Further information has emerged recently regarding the economic impact that national parks have on the economy.

More than four million national park visitors in Montana in 2011 spent $285 million and supported 4,561 jobs in the state, according to a new National Park Service report.

“The national parks of Montana are exceptional places – from the richly scenic wilds of Glacier to the profoundly historic and emblematic Little Bighorn Battlefield. The attraction of these six natural and cultural crown jewels as havens for relaxation, exercise and learning about our national story is undeniable,” said John Wessels, regional director for the Park Service’s eight-state Intermountain Region, which includes Montana.

“Montana’s millions of park visitors, and the people of the state who live and work in communities near its national parks, are investors in these treasures of our heritage,” Wessels said.

Montana’s national parks include Glacier National Park; Yellowstone National Park; Little Bighorn Battlefield National Monument; Grant-Kohrs Ranch National Historic Site; Big Hole National Battlefield, and Bighorn Canyon National Recreation Area. In 2011, these parks welcomed a combined 4,061,967 visitors.

Nationwide, visitors to the 398 units of the NPS had a combined $30 billion economic benefit that supported 252,000 jobs.

The statistics for 2011 are based on the spending of nearly 279 million national park visitors; more than one third of that total spending, or $13 billion, went directly into communities within 60 miles of a park. The numbers are on par with previous years.

According to the report, most visitor spending supports jobs in lodging, food, and beverage service (63 percent). Other spending categories include recreation and entertainment (17 percent), other retail (11 percent), transportation and fuel (7 percent) and wholesale and manufacturing (2 percent).

“Places like the Grand Canyon or the Statue of Liberty take our breath away and inspire us with their beauty and history, but our national parks also serve as anchors for our nation’s economy,” said Secretary of the Interior Ken Salazar. “People who visit parks need transportation, places to stay, and meals to eat – all of which support businesses and provide jobs in local communities.”

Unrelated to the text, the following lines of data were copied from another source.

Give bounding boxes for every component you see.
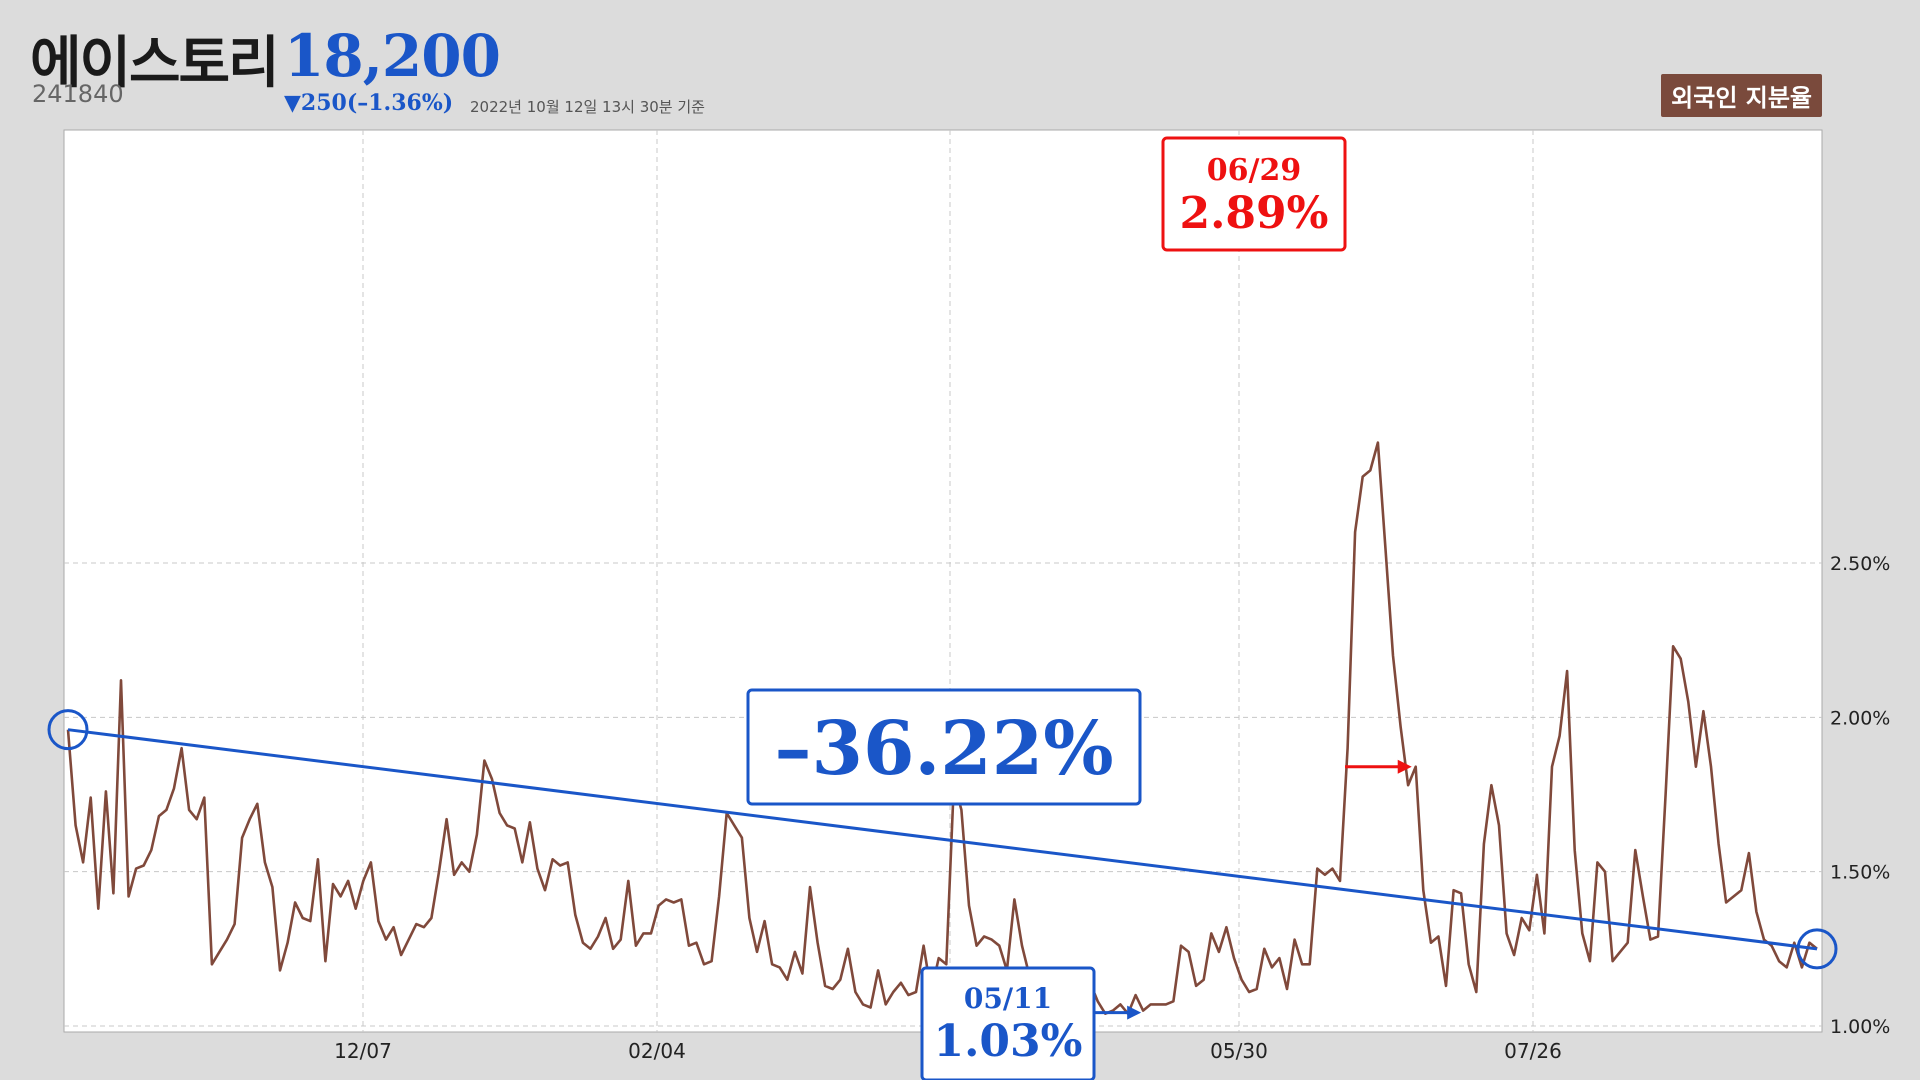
trend-line: [67, 728, 1818, 951]
low-annotation-box: [920, 966, 1096, 1080]
y-tick-label: 2.00%: [1830, 707, 1890, 729]
trend-end-circle: [1796, 928, 1838, 970]
low-arrow-head: [1127, 1005, 1142, 1020]
trend-change-value: –36.22%: [774, 706, 1113, 792]
plot-area: [63, 129, 1823, 1033]
x-tick-label: 12/07: [334, 1039, 392, 1063]
x-tick-label: 05/30: [1210, 1039, 1268, 1063]
y-tick-label: 2.50%: [1830, 553, 1890, 575]
high-annotation-box: [1161, 136, 1347, 252]
stock-code: 241840: [32, 80, 124, 108]
stock-price: 18,200: [284, 22, 501, 90]
trend-start-circle: [47, 709, 89, 751]
high-date: 06/29: [1207, 153, 1301, 188]
series-line: [66, 441, 1818, 1015]
y-tick-label: 1.00%: [1830, 1016, 1890, 1038]
low-value: 1.03%: [934, 1016, 1083, 1067]
price-change: ▼250(–1.36%): [284, 90, 454, 116]
high-value: 2.89%: [1180, 188, 1329, 239]
stock-name: 에이스토리: [30, 31, 280, 96]
metric-badge: 외국인 지분율: [1661, 74, 1822, 117]
y-tick-label: 1.50%: [1830, 862, 1890, 884]
trend-change-box: [746, 688, 1142, 806]
x-tick-label: 02/04: [628, 1039, 686, 1063]
low-date: 05/11: [964, 982, 1052, 1015]
x-tick-label: 07/26: [1504, 1039, 1562, 1063]
as-of-timestamp: 2022년 10월 12일 13시 30분 기준: [470, 98, 705, 116]
high-arrow-head: [1397, 759, 1412, 774]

Salazar and National Park Service Director Jonathan B. Jarvis spoke earlier this week about the possible effects of mandatory budget cuts under sequestration. The cuts would result in reduced hours of operation for visitor centers, shorter seasons, and possibly closing campgrounds, hiking trails, and other recreational areas when there is insufficient staff to ensure the protection of visitors, staff and resources.

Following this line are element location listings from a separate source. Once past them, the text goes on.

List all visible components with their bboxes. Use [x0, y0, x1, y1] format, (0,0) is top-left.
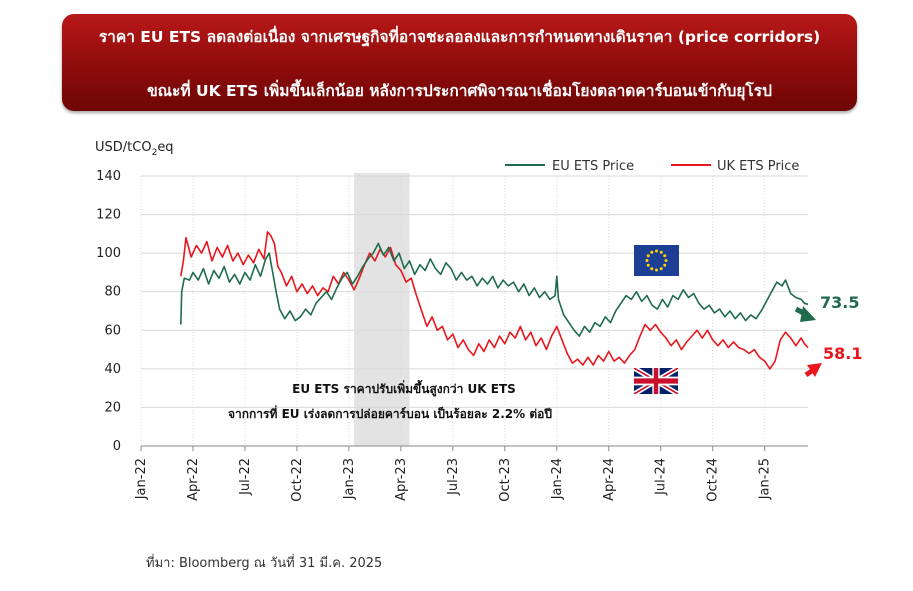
x-tick-label: Apr-23 [394, 458, 409, 501]
annotation-line-1: EU ETS ราคาปรับเพิ่มขึ้นสูงกว่า UK ETS [292, 379, 516, 397]
eu-flag-star [650, 250, 654, 254]
x-tick-label: Jul-24 [654, 458, 669, 496]
eu-flag-star [659, 267, 663, 271]
x-tick-label: Apr-22 [186, 458, 201, 501]
y-tick-label: 80 [104, 285, 121, 300]
eu-flag-star [663, 263, 667, 267]
eu-ets-line [180, 242, 809, 337]
title-line-1: ราคา EU ETS ลดลงต่อเนื่อง จากเศรษฐกิจที่… [98, 28, 821, 46]
y-tick-label: 60 [104, 323, 121, 338]
x-tick-label: Jan-22 [134, 458, 149, 500]
title-banner: ราคา EU ETS ลดลงต่อเนื่อง จากเศรษฐกิจที่… [62, 14, 857, 111]
y-tick-label: 40 [104, 362, 121, 377]
x-tick-label: Oct-23 [498, 458, 513, 502]
x-tick-label: Jan-23 [342, 458, 357, 500]
x-tick-label: Oct-22 [290, 458, 305, 502]
grid-layer [140, 175, 808, 447]
eu-flag-star [663, 254, 667, 258]
y-tick-label: 20 [104, 400, 121, 415]
x-tick-label: Jul-22 [238, 458, 253, 496]
y-tick-label: 100 [96, 246, 121, 261]
legend-eu-label: EU ETS Price [552, 159, 634, 174]
eu-down-arrow-icon [800, 306, 816, 322]
y-tick-label: 140 [96, 169, 121, 184]
eu-flag-star [664, 259, 668, 262]
eu-flag-icon [634, 245, 679, 276]
axis-layer: 0 20 40 60 80 100 120 140 Jan-22 Apr-22 Jul-22 Oct-… [96, 169, 808, 502]
series-layer [180, 231, 809, 370]
x-tick-label: Jan-24 [550, 458, 565, 500]
uk-up-arrow-icon [807, 363, 822, 377]
x-tick-label: Oct-24 [706, 458, 721, 502]
eu-end-marker: 73.5 [794, 293, 859, 322]
y-tick-label: 120 [96, 208, 121, 223]
uk-ets-line [180, 231, 809, 370]
eu-flag-star [650, 267, 654, 271]
eu-flag-star [646, 254, 650, 258]
title-line-2: ขณะที่ UK ETS เพิ่มขึ้นเล็กน้อย หลังการป… [147, 82, 772, 100]
uk-flag-icon [634, 368, 678, 394]
x-tick-label: Jul-23 [446, 458, 461, 496]
uk-end-marker: 58.1 [804, 344, 862, 378]
x-tick-label: Jan-25 [758, 458, 773, 500]
annotation-text: EU ETS ราคาปรับเพิ่มขึ้นสูงกว่า UK ETS จ… [228, 379, 552, 421]
eu-flag-star [645, 259, 649, 262]
uk-end-value: 58.1 [823, 344, 862, 363]
annotation-line-2: จากการที่ EU เร่งลดการปล่อยคาร์บอน เป็นร… [228, 405, 552, 421]
eu-flag-star [646, 263, 650, 267]
eu-flag-star [659, 250, 663, 254]
y-axis-label: USD/tCO2eq [95, 140, 174, 158]
shaded-period [354, 173, 410, 446]
x-tick-label: Apr-24 [602, 458, 617, 501]
eu-flag-star [655, 249, 658, 253]
eu-flag-star [655, 268, 658, 272]
y-tick-label: 0 [113, 439, 121, 454]
eu-end-value: 73.5 [820, 293, 859, 312]
legend-uk-label: UK ETS Price [717, 159, 799, 174]
source-note: ที่มา: Bloomberg ณ วันที่ 31 มี.ค. 2025 [146, 556, 383, 571]
legend: EU ETS Price UK ETS Price [505, 159, 799, 174]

The peer-reviewed visitor spending analysis was conducted by Yue Cui, Ed Mahoney, and Teresa Herbowicz of Michigan State University for the National Park Service. The report shows $13 billion of direct spending by 279 million national park visitors in communities within 60 miles of a park. This spending supported 252,000 jobs, most of which also are in communities near national parks. Park visitor spending had a combined $30 billion impact on the U.S. economy as a whole.

The reduced services will have a direct impact on the local communities and businesses that depend on the income generated from visitors to America’s public lands, according to the NPS.